My teenager and I were driving yesterday, and something on the radio about Chris “Toast” Christie triggered a discussion about politics and the 2016 presidential race. I realized with shock and horror that my kid will be eligible to vote in that election!
My consternation has nothing to do with HOW she’ll vote; she is intelligent with a capacity for empathy and abstract thought, so she’ll be a Democrat. No, the angst was due to the external confirmation that, having parented a soon-to-be full-fledged citizen, I am fucking old.
To distract myself from that distressing thought, I pounced on the opportunity to discuss a controversial issue with one person (my soon-to-be voter) and then extrapolate wildly…sort of like Tom Friedman, only without the first-class international flight to an exotic place and reimbursable taxi service.
I asked my daughter what she thought about the Democrats’ prospects for 2016. The only prospective candidate she’s heard of is Hillary Clinton, so I asked her how she would feel about voting for HRC.
Remembering how some of y’all have pooh-poohed HRC’s ability to draw in younger voters because of her age, I asked the kid if it matters to her that HRC is around the same age as her (the kid’s) grandmother.
She replied that while Clinton is certainly old, she’s “a boss,” which seems to mean formidable and impressive despite her decrepitude, so the kid has no reservations on that score.
And recalling how some here have expressed contempt for anything that smacks of identity politics, I asked the kid how important the prospect of a female president is to her.
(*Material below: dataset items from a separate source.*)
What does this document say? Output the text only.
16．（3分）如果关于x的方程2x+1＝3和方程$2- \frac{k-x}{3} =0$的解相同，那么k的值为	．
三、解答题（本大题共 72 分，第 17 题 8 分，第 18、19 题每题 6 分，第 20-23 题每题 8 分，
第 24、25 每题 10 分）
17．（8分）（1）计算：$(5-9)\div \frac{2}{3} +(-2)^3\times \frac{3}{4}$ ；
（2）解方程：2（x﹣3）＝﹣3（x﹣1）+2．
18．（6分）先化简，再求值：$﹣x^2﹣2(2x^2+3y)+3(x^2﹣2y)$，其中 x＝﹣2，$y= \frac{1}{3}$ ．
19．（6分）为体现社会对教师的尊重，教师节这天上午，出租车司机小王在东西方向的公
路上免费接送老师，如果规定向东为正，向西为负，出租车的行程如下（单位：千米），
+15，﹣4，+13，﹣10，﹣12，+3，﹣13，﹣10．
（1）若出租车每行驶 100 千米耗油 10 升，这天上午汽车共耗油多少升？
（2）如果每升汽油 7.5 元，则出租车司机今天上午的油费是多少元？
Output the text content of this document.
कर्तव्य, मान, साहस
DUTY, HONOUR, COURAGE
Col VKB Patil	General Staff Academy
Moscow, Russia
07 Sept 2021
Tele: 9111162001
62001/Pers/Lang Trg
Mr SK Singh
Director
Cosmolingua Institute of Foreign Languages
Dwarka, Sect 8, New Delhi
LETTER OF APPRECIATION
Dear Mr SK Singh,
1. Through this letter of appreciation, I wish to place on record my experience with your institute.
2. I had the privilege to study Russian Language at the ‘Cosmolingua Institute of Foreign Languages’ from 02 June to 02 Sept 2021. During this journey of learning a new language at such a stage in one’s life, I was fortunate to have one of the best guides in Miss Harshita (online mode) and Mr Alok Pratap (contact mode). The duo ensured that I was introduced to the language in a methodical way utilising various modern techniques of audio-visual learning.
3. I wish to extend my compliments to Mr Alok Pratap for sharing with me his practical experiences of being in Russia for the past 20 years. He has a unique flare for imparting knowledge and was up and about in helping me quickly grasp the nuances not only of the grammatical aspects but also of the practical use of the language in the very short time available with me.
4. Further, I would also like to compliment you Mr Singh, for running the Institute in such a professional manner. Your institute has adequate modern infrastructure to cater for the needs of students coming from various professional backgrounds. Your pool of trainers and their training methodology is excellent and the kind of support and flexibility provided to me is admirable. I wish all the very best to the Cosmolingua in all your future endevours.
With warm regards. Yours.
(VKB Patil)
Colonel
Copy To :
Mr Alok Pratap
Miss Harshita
She surprised me with the ferocity of her zeal to see a woman president. She perceives the men-only history of the presidency as a major injustice, as was the unbroken line of white males that preceded Mr. Obama. (That’s my girl.)
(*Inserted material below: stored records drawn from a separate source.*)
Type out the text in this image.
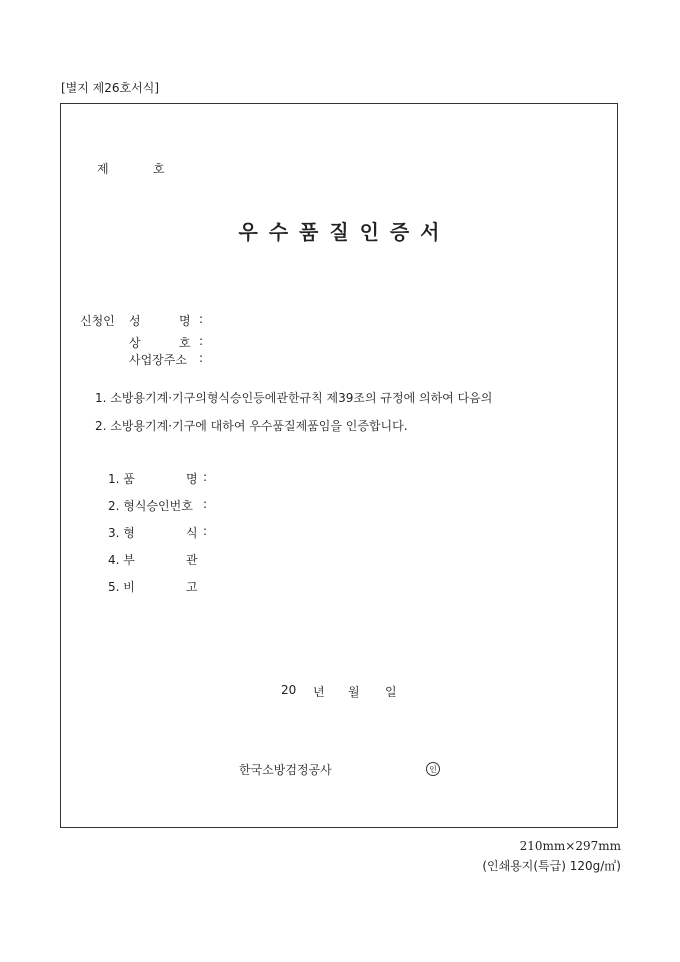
[별지 제26호서식]
제	호
우 수 품 질 인 증 서
신청인 성	명 :
상	호 :
사업장주소 :
1. 소방용기계·기구의형식승인등에관한규칙 제39조의 규정에 의하여 다음의
2. 소방용기계·기구에 대하여 우수품질제품임을 인증합니다.
1. 품	명 :
2. 형식승인번호 :
3. 형	식 :
4. 부	관
5. 비	고
20 년 월 일
한국소방검정공사	인
210mm×297mm
(인쇄용지(특급) 120g/㎡)
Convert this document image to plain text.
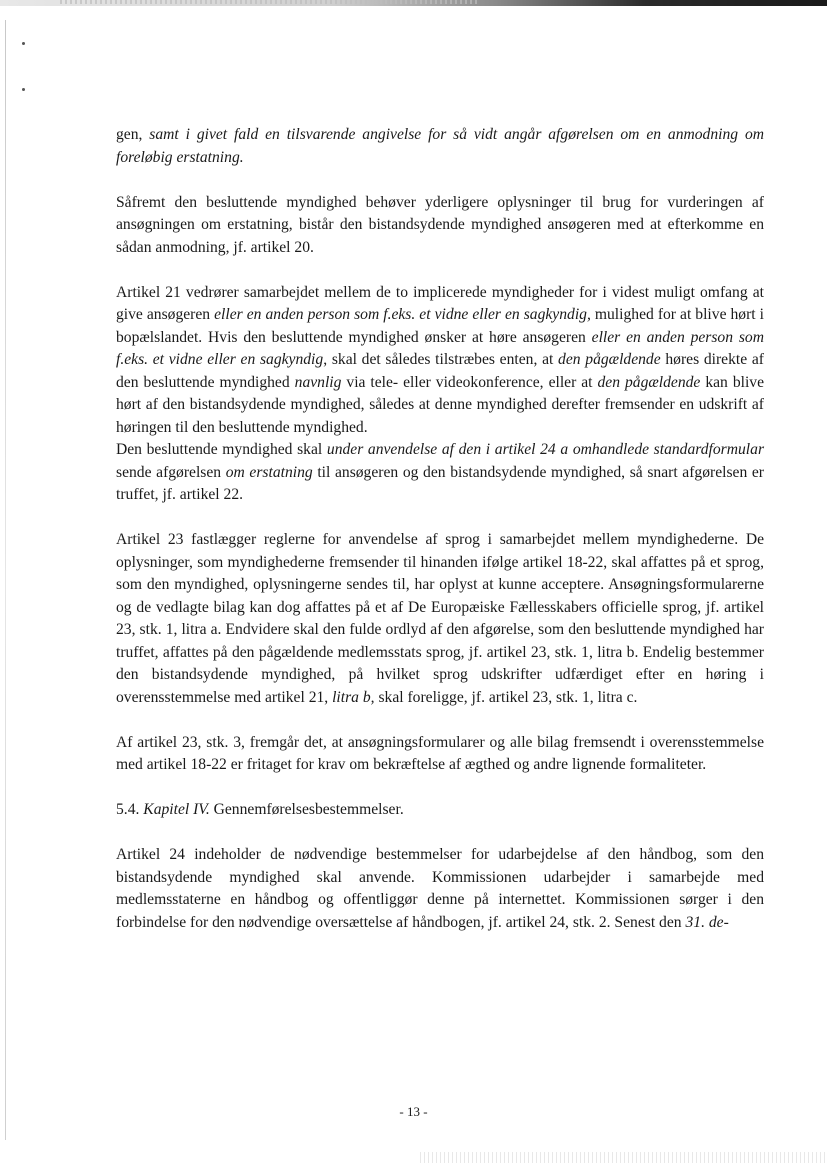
gen, samt i givet fald en tilsvarende angivelse for så vidt angår afgørelsen om en anmodning om foreløbig erstatning.

Såfremt den besluttende myndighed behøver yderligere oplysninger til brug for vurderingen af ansøgningen om erstatning, bistår den bistandsydende myndighed ansøgeren med at efterkomme en sådan anmodning, jf. artikel 20.

Artikel 21 vedrører samarbejdet mellem de to implicerede myndigheder for i videst muligt omfang at give ansøgeren eller en anden person som f.eks. et vidne eller en sagkyndig, mulighed for at blive hørt i bopælslandet. Hvis den besluttende myndighed ønsker at høre ansøgeren eller en anden person som f.eks. et vidne eller en sagkyndig, skal det således tilstræbes enten, at den pågældende høres direkte af den besluttende myndighed navnlig via tele- eller videokonference, eller at den pågældende kan blive hørt af den bistandsydende myndighed, således at denne myndighed derefter fremsender en udskrift af høringen til den besluttende myndighed.

Den besluttende myndighed skal under anvendelse af den i artikel 24 a omhandlede standardformular sende afgørelsen om erstatning til ansøgeren og den bistandsydende myndighed, så snart afgørelsen er truffet, jf. artikel 22.

Artikel 23 fastlægger reglerne for anvendelse af sprog i samarbejdet mellem myndighederne. De oplysninger, som myndighederne fremsender til hinanden ifølge artikel 18-22, skal affattes på et sprog, som den myndighed, oplysningerne sendes til, har oplyst at kunne acceptere. Ansøgningsformularerne og de vedlagte bilag kan dog affattes på et af De Europæiske Fællesskabers officielle sprog, jf. artikel 23, stk. 1, litra a. Endvidere skal den fulde ordlyd af den afgørelse, som den besluttende myndighed har truffet, affattes på den pågældende medlemsstats sprog, jf. artikel 23, stk. 1, litra b. Endelig bestemmer den bistandsydende myndighed, på hvilket sprog udskrifter udfærdiget efter en høring i overensstemmelse med artikel 21, litra b, skal foreligge, jf. artikel 23, stk. 1, litra c.

Af artikel 23, stk. 3, fremgår det, at ansøgningsformularer og alle bilag fremsendt i overensstemmelse med artikel 18-22 er fritaget for krav om bekræftelse af ægthed og andre lignende formaliteter.

5.4. Kapitel IV. Gennemførelsesbestemmelser.

Artikel 24 indeholder de nødvendige bestemmelser for udarbejdelse af den håndbog, som den bistandsydende myndighed skal anvende. Kommissionen udarbejder i samarbejde med medlemsstaterne en håndbog og offentliggør denne på internettet. Kommissionen sørger i den forbindelse for den nødvendige oversættelse af håndbogen, jf. artikel 24, stk. 2. Senest den 31. de-

- 13 -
So what does it all mean? Nothing — it’s just one anec-data point. But if HRC does get the nomination, something I remain ambivalent about, maybe her candidacy won’t completely demoralize the yoots and fail to turn out young women. At least one soon-to-be young voter has an open mind about it.
We Democrats suck badly at branding in comparison to the Republicans, who have pulled off the impressive feat of convincing voters that they are the party of fiscal responsibility, national security, family values and small government, despite being wildly profligate, astoundingly reckless warmongering, whoremongering transvaginal probe-proponents who insist on policing private behavior between consenting adults.
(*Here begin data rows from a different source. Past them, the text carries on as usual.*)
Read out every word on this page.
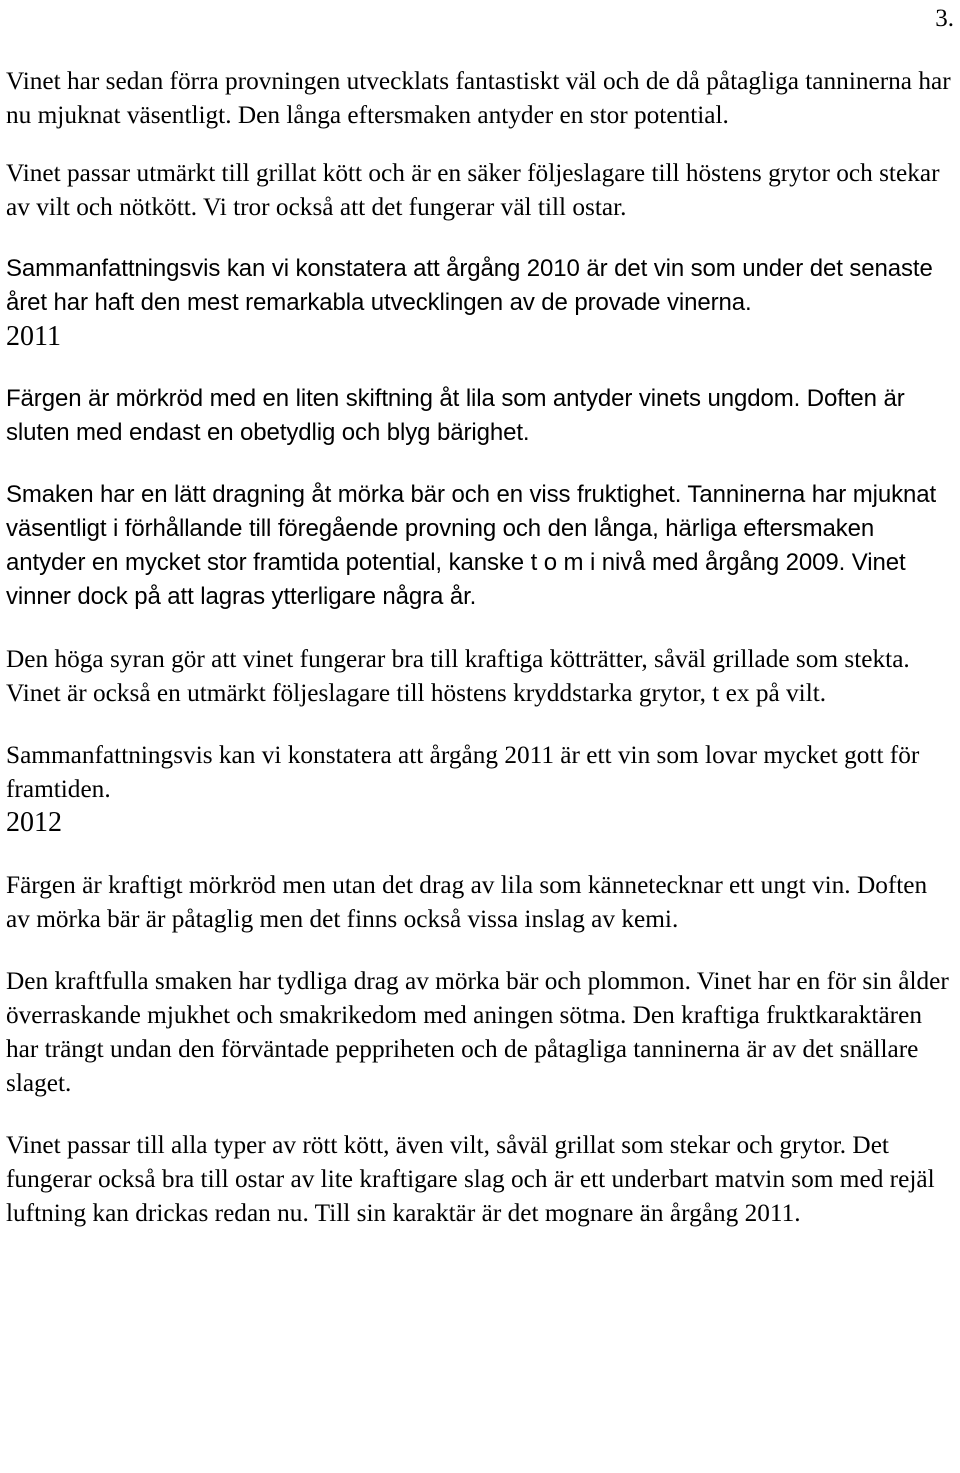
3.

Vinet har sedan förra provningen utvecklats fantastiskt väl och de då påtagliga tanninerna har nu mjuknat väsentligt. Den långa eftersmaken antyder en stor potential.

Vinet passar utmärkt till grillat kött och är en säker följeslagare till höstens grytor och stekar av vilt och nötkött. Vi tror också att det fungerar väl till ostar.

Sammanfattningsvis kan vi konstatera att årgång 2010 är det vin som under det senaste året har haft den mest remarkabla utvecklingen av de provade vinerna.

2011

Färgen är mörkröd med en liten skiftning åt lila som antyder vinets ungdom. Doften är sluten med endast en obetydlig och blyg bärighet.

Smaken har en lätt dragning åt mörka bär och en viss fruktighet. Tanninerna har mjuknat väsentligt i förhållande till föregående provning och den långa, härliga eftersmaken antyder en mycket stor framtida potential, kanske t o m i nivå med årgång 2009. Vinet vinner dock på att lagras ytterligare några år.

Den höga syran gör att vinet fungerar bra till kraftiga kötträtter, såväl grillade som stekta. Vinet är också en utmärkt följeslagare till höstens kryddstarka grytor, t ex på vilt.

Sammanfattningsvis kan vi konstatera att årgång 2011 är ett vin som lovar mycket gott för framtiden.

2012

Färgen är kraftigt mörkröd men utan det drag av lila som kännetecknar ett ungt vin. Doften av mörka bär är påtaglig men det finns också vissa inslag av kemi.

Den kraftfulla smaken har tydliga drag av mörka bär och plommon. Vinet har en för sin ålder överraskande mjukhet och smakrikedom med aningen sötma. Den kraftiga fruktkaraktären har trängt undan den förväntade peppriheten och de påtagliga tanninerna är av det snällare slaget.

Vinet passar till alla typer av rött kött, även vilt, såväl grillat som stekar och grytor. Det fungerar också bra till ostar av lite kraftigare slag och är ett underbart matvin som med rejäl luftning kan drickas redan nu. Till sin karaktär är det mognare än årgång 2011.
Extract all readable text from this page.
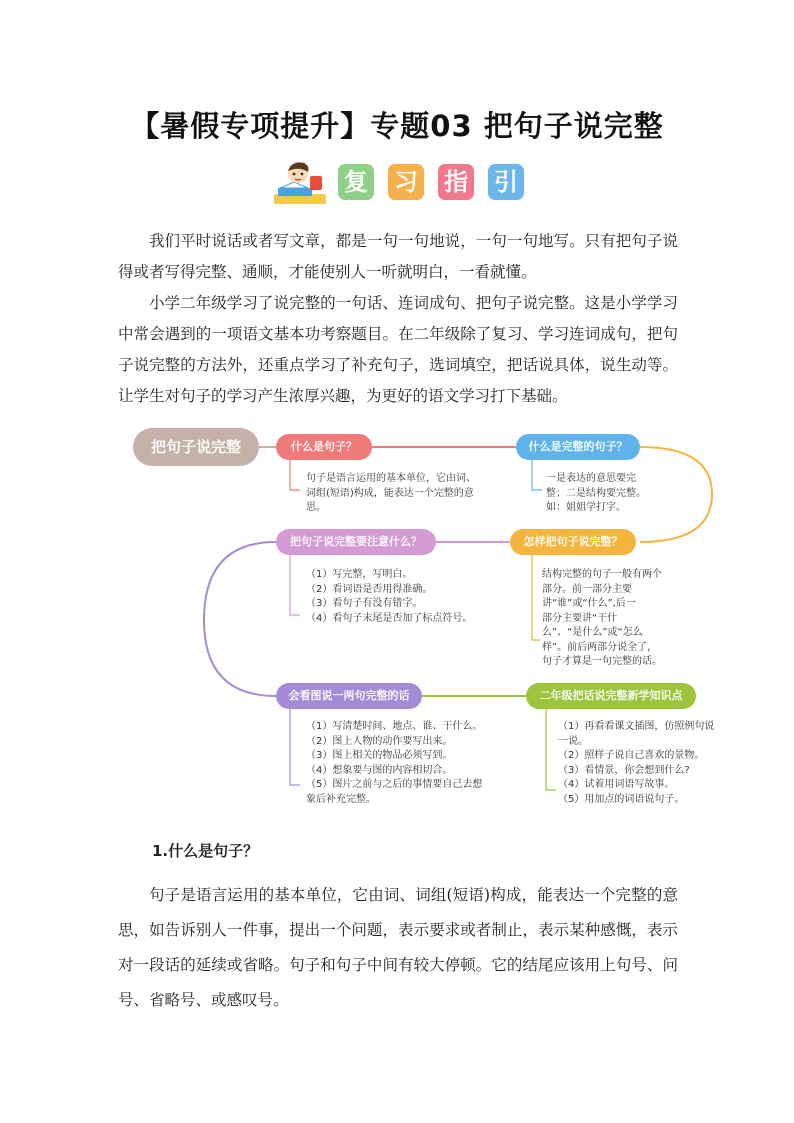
【暑假专项提升】专题03 把句子说完整
复 习 指 引

我们平时说话或者写文章，都是一句一句地说，一句一句地写。只有把句子说得或者写得完整、通顺，才能使别人一听就明白，一看就懂。

小学二年级学习了说完整的一句话、连词成句、把句子说完整。这是小学学习中常会遇到的一项语文基本功考察题目。在二年级除了复习、学习连词成句，把句子说完整的方法外，还重点学习了补充句子，选词填空，把话说具体，说生动等。让学生对句子的学习产生浓厚兴趣，为更好的语文学习打下基础。

把句子说完整	什么是句子？
句子是语言运用的基本单位，它由词、
词组(短语)构成，能表达一个完整的意
思。
什么是完整的句子？
一是表达的意思要完
整；二是结构要完整。
如：姐姐学打字。
把句子说完整要注意什么？
（1）写完整，写明白。
（2）看词语是否用得准确。
（3）看句子有没有错字。
（4）看句子末尾是否加了标点符号。
怎样把句子说完整？
结构完整的句子一般有两个
部分。前一部分主要
讲“谁”或“什么”,后一
部分主要讲“干什
么”、“是什么”或“怎么
样”。前后两部分说全了，
句子才算是一句完整的话。
会看图说一两句完整的话
（1）写清楚时间、地点、谁、干什么。
（2）图上人物的动作要写出来。
（3）图上相关的物品必须写到。
（4）想象要与图的内容相切合。
（5）图片之前与之后的事情要自己去想
象后补充完整。
二年级把话说完整新学知识点
（1）再看看课文插图，仿照例句说
一说。
（2）照样子说自己喜欢的景物。
（3）看情景，你会想到什么?
（4）试着用词语写故事。
（5）用加点的词语说句子。
1.什么是句子？

句子是语言运用的基本单位，它由词、词组(短语)构成，能表达一个完整的意思，如告诉别人一件事，提出一个问题，表示要求或者制止，表示某种感慨，表示对一段话的延续或省略。句子和句子中间有较大停顿。它的结尾应该用上句号、问号、省略号、或感叹号。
The Democratic brand is less clear, for reasons that are both admirable (complexity) and contemptible (corporate sponsorship). Choosing a candidate solely on the basis of identity politics would be cynical and stupid. I’m not personally sold on HRC, and I’d certainly be willing to support a male candidate who better matches my values (which is why I chose Obama over Clinton in 2007).
But all things being equal, we shouldn’t dismiss the importance of breaking barriers. Contrary to wingnut gospel, identity politics wasn’t the core of Obama’s appeal, but it wasn’t wholly alien to it either, and we need not apologize for that. Identity politics isn’t everything, but it’s not nothing. It’s useful shorthand for conveying the Democratic value of inclusiveness. And that’s important.
PS: I realize some of y’all think it’s too soon to discuss 2016 and that we should focus on 2014 instead. I mostly agree, but this is topical, to me, at least. Feel free to skip this thread or talk about local races if you prefer.